Colored contact lenses are another Halloween staple, enhancing the scary look. Dr. Thomas Steinemann, clinical spokesman for the American Academy of Ophthalmology, recommends buying only lenses that are approved by the United States Food and Drug Administration and sold by an FDA-approved vendor.
“The legal and safe way to wear color lenses is to have a qualified eye care professional measure the dimensions of your eyes, try on the lenses and make sure it fits,” he said.
Many lenses sold online and in stores are not FDA-approved, he said. “Such lenses may be contaminated and can cause terrible infection.” Colored lenses should not be worn continuously, as they interfere with oxygen transmission to the cornea.
The wearer should know the rules for safe wear and care. “If experiencing pain, poor vision or red eye, take the lenses out immediately and consult an ophthalmologist,” Steinemann said. “The colored lenses have to be disinfected every time it is worn, just like ordinary lenses.”
Maybe you’re considering a wide-eyed, doll-like look. But the FDA has not approved “anime or circle lenses” and warns against buying them.
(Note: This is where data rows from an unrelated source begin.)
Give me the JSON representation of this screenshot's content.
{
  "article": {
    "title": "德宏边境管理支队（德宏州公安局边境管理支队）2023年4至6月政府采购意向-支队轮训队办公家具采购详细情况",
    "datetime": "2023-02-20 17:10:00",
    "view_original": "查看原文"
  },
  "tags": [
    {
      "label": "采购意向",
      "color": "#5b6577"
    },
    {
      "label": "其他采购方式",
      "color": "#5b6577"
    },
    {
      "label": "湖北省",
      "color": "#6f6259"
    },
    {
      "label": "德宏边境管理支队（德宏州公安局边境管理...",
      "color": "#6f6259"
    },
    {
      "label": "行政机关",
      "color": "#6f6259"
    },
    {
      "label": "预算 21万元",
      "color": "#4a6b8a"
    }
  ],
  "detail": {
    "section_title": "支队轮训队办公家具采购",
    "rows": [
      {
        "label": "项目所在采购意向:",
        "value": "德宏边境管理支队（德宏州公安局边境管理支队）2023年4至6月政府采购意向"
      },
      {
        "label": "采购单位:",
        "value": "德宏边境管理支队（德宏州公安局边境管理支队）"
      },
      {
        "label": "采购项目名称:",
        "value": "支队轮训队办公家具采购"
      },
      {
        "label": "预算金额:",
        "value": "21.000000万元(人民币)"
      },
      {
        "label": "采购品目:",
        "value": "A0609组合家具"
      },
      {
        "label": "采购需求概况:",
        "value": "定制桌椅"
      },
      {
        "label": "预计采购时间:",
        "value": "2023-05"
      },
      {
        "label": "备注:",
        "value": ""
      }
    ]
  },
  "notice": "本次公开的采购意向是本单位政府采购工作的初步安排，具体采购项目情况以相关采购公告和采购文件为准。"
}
And whether you’re buying your costumes or sewing them at home, the FDA recommends flame-retardant materials like polyester or nylon. Consider using flashlights or battery-powered tea lights in carved pumpkins instead of candles or other open flames, said Dr. Elaine B. Josephson, spokeswoman for the American College of Emergency Physicians.
Eyes on the road
Pedestrian injuries to children are the most common injuries during Halloween, said Dr. Sarah Denny, a member of the American Association of Pediatrics’ Council on Injury, Violence and Poison Prevention. According to the US Centers for Disease Control and Prevention, on average, children are up to four times as likely to be hit by a car and killed on Halloween than on any other day of the year.
According to the National Highway Traffic Safety Administration, 47 people in the US died between 6 p.m. October 31, 2016, and 5:59 a.m. the next day. Almost one-third of the Halloween crash fatalities were pedestrians, compared with 16% on an average day. And from 2012 to 2016, 22% of pedestrian fatalities on Halloween night involved a drunken driver.
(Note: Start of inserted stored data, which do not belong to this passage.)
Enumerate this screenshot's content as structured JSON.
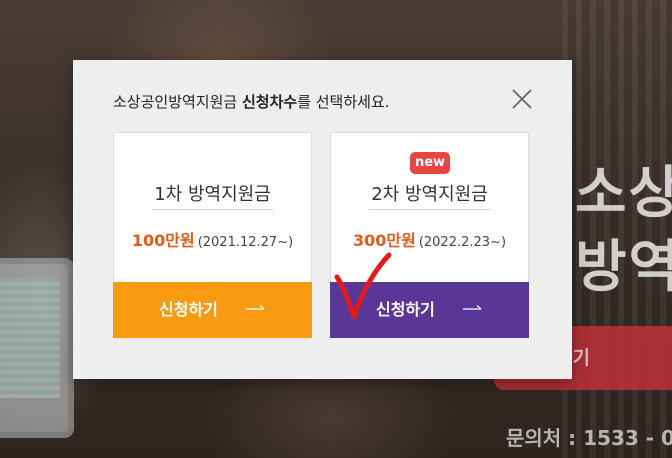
{
  "background": {
    "heading_line1": "소상",
    "heading_line2": "방역",
    "apply_button": "신청하기",
    "contact": "문의처 : 1533 - 0"
  },
  "modal": {
    "title_prefix": "소상공인방역지원금 ",
    "title_bold": "신청차수",
    "title_suffix": "를 선택하세요.",
    "close_icon": "close-icon",
    "cards": [
      {
        "title": "1차 방역지원금",
        "amount": "100만원",
        "date": "(2021.12.27~)",
        "button_label": "신청하기",
        "button_color": "#f89a12"
      },
      {
        "badge": "new",
        "title": "2차 방역지원금",
        "amount": "300만원",
        "date": "(2022.2.23~)",
        "button_label": "신청하기",
        "button_color": "#5a3797"
      }
    ]
  },
  "colors": {
    "accent_orange": "#f89a12",
    "accent_purple": "#5a3797",
    "amount_red": "#e25b1a",
    "badge_red": "#e84545",
    "checkmark_red": "#e01b1b"
  }
}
“My advice is to wear glow-in-the-dark necklaces or bracelets, stay on sidewalks, cross streets together using crosswalks and not cross between parked cars,” Denny said.
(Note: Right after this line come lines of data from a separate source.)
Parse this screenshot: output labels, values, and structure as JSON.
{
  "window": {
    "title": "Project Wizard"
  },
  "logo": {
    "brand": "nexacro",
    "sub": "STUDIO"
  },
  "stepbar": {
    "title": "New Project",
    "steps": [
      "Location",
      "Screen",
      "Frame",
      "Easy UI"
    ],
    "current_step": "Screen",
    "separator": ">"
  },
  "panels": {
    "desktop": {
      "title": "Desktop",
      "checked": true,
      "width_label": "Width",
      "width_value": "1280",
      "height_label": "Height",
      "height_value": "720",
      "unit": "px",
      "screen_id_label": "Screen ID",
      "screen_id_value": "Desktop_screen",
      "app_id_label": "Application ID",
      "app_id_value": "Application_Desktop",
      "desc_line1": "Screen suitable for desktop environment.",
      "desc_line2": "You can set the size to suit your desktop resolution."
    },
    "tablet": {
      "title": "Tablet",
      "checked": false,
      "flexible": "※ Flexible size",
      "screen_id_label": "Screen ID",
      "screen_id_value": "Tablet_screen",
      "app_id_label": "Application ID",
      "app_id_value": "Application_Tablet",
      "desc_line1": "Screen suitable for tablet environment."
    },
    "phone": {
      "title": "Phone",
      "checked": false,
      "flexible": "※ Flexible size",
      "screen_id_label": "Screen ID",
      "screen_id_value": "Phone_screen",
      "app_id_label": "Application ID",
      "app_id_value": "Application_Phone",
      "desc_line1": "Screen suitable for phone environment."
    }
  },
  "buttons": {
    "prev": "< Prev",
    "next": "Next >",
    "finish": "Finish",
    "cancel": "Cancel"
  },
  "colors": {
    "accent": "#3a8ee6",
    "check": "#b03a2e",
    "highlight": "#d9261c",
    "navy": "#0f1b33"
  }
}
The CDC recommends fastening reflective tape to clothing and carrying a flashlight to help motorists spot trick-or-treaters on the road. The American College of Emergency Physicians cautions against ill-fitting clothes and masks that may obstruct vision.
Careful with the candy
Halloween is incomplete without candy. And with a lot of candy comes a lot of responsibility — toward teeth. Dr. Mary Hayes, spokeswoman for the American Dental Association and a pediatric dentist, said parents must emphasize to children that they should not end up with cavities and brush their teeth and floss twice a day. She hands out toothbrushes along with treats to encourage children to brush after eating candy.
“Chocolate is a better treat than sugar candies,” she added. “It has some oils which are detrimental to the growth of bacteria.”
That bag full of candy can be tempting, but eating too much at once could also make children sick. Mickey Silverstein, a public school teacher in Wilmette, Illinois, recalled one Halloween when her 6-year-old son, who’s now an adult, ate all his treats in one sitting. “He threw up a mountain of chocolate,” she said. “That never happened again.”
“For the next day, specially in the pediatric population, there is a potential for candy-induced diarrhea from ingesting an unusually large amount of sorbitol-containing candy,” Dr. David Toro, an assistant clinical professor of clinical emergency medicine at Indiana University, wrote in an email.
Parents should prevent children from eating too much candy, he said. But if they develop diarrhea, he recommends drinking lots of fluids to stay hydrated, such as fruit juice or soup, but not sugary drinks, sports drinks or bottled juice.
If the diarrhea is severe, he advises visiting the emergency room.
The American Academy of Pediatrics advises parents to carefully inspect candy for signs of tampering and then allocate portions to be eaten in the weeks after Halloween.